Certo; la Francia anni 30' non è l'Italia del secondo dopoguerra, quindi gli aspetti sociali inizialmente piantati e forieri di potenziali sviluppi interessanti vengono presto accantonati per ritornarvi solo nella bella scena di chiusura circolare, così come i costumi ed il trucco degli attori, se gli uomini hanno un aspetto trasandato e "vissuto" nel modo in cui sono vestiti e nel poco trucco di scena sui loro visi, le due donne invece sono truccate in modo eccessivo (specie nelle zone degli occhi), creando quindi una mancanza di tono nell'immagine. La pellicola sfocia, dopo il prologo e tranne in alcune scene ambientate nella cava, prettamente nell'ambito romanzesco, virando il la narrazione sui lidi di un melodramma, in cui Toni (Charles Blavette) intreccia una relazione sentimentale con la padrona della sua casa Marie (Jenny Helia), finendola poi con sposarla seppur il suo vero amore sia la giovane spagnola Josepha, la quale però viene sposata da Albert, il caposquadra di Toni. 

 

Gli attori non professionisti scelti per lo più tra gli abitanti del posto, insieme alle scenografie in "loco" e non ricostruite in studio, sono sicuramente la nota più dirompente ed originale della pellicola, alla quale conferiscono un sapore autentico, specie nelle sequenze musicali in cui si lasciano andare a canti tipici della loro tradizione. 

L'impatto neorealista prende sorpavvento nelle sequenze della cava, specie quando salta in aria una parete di essa e l'audio scatta qualche centesimo di secondo dopo l'esplosione poichè il regista registrava il suono contemporaneamente all'immagine, per donare autenticità ad essa. Non mancano notevoli composizioni figurative dal punto di vista della costruzione dell'immagine come il tentato suicidio di Marie nel lago, dove il cielo e l'acqua si perdono nell'orizzonte sino ad annullarsi l'uno nell'altro e creare una sfumatura di grigio che elimina le differenze a favore della fusione tra due elementi così diversi nella composizione e che il colore non avrebbe saputo di certo restituire. Il film incespica nel lato puramente romanzesco, con un melodramma che fatica a carburare anche per delle perfomance attoriali nei ruoli principali non sempre all'altezza della modernità della regia di Renoir, che fà uso di un montaggio e di uno stile di regia con scelte dinamiche come l'uso marcato dei carrelli, avanti per i tempi in cui venne girato. 

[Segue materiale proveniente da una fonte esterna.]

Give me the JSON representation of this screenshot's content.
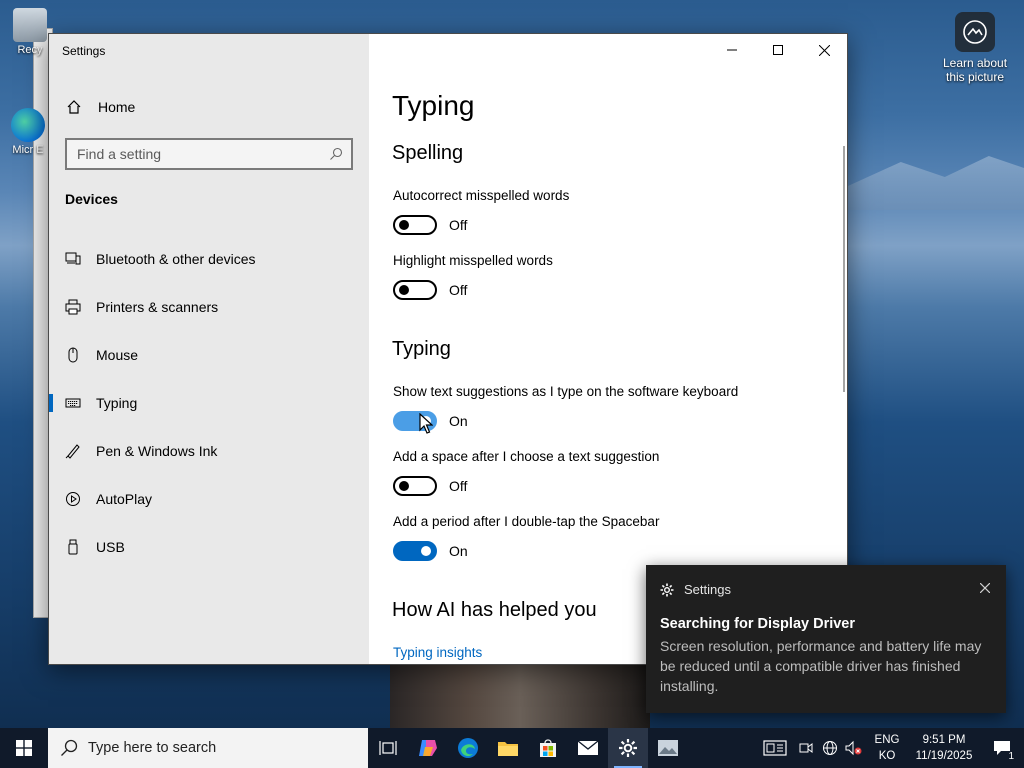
{
  "desktop": {
    "icons": [
      {
        "label": "Recy"
      },
      {
        "label": "Micr E"
      }
    ],
    "learn_about": "Learn about this picture"
  },
  "window": {
    "title": "Settings",
    "sidebar": {
      "home": "Home",
      "search_placeholder": "Find a setting",
      "section": "Devices",
      "items": [
        {
          "label": "Bluetooth & other devices",
          "icon": "bluetooth-devices-icon"
        },
        {
          "label": "Printers & scanners",
          "icon": "printer-icon"
        },
        {
          "label": "Mouse",
          "icon": "mouse-icon"
        },
        {
          "label": "Typing",
          "icon": "keyboard-icon",
          "active": true
        },
        {
          "label": "Pen & Windows Ink",
          "icon": "pen-icon"
        },
        {
          "label": "AutoPlay",
          "icon": "autoplay-icon"
        },
        {
          "label": "USB",
          "icon": "usb-icon"
        }
      ]
    },
    "main": {
      "title": "Typing",
      "spelling_heading": "Spelling",
      "spelling": [
        {
          "label": "Autocorrect misspelled words",
          "state": "Off"
        },
        {
          "label": "Highlight misspelled words",
          "state": "Off"
        }
      ],
      "typing_heading": "Typing",
      "typing": [
        {
          "label": "Show text suggestions as I type on the software keyboard",
          "state": "On"
        },
        {
          "label": "Add a space after I choose a text suggestion",
          "state": "Off"
        },
        {
          "label": "Add a period after I double-tap the Spacebar",
          "state": "On"
        }
      ],
      "ai_heading": "How AI has helped you",
      "insights_link": "Typing insights"
    }
  },
  "toast": {
    "app": "Settings",
    "title": "Searching for Display Driver",
    "body": "Screen resolution, performance and battery life may be reduced until a compatible driver has finished installing."
  },
  "taskbar": {
    "search_placeholder": "Type here to search",
    "lang_top": "ENG",
    "lang_bottom": "KO",
    "time": "9:51 PM",
    "date": "11/19/2025",
    "notification_count": "1"
  },
  "colors": {
    "accent": "#0067c0",
    "sidebar_bg": "#e9e9e9",
    "toast_bg": "#1f1f1f",
    "taskbar_bg": "#101a2a"
  }
}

Alla sua uscita fu un flop sia di critica che di pubblico, costrigendo il regista ad effettuare dei tagli al film, i quali purtroppo sono ben visibili in alcuni punti per degli stacchi abbastanza netti e nel finale finiscono con l'accellerare troppo le dinamiche della narrazione, con il risultato che i destini di Josepha e Toni, sono gestiti in modo eccessivamente frettoloso e poco chiaro nelle motivazioni del loro agire. Tra i primi esempi di cinema realista, forse il primo in assoluto in ambito filmico di finzione (non un documentario ecco), anche se in alcuni punti smarrisce la strada, comunque s'è guadagnato il suo posto nella storia del cinema, risultando quindi un ottimo film nel complesso riuscito, seppur accostabile più come precursore del neorealismo puro e crudo, come anticipatore della contaminazione del cinema d'impianto narrativo-romanzesco con inserti realisti, più avvicinabile quindi ad un Riso Amaro di Giuseppe De Santis (1949).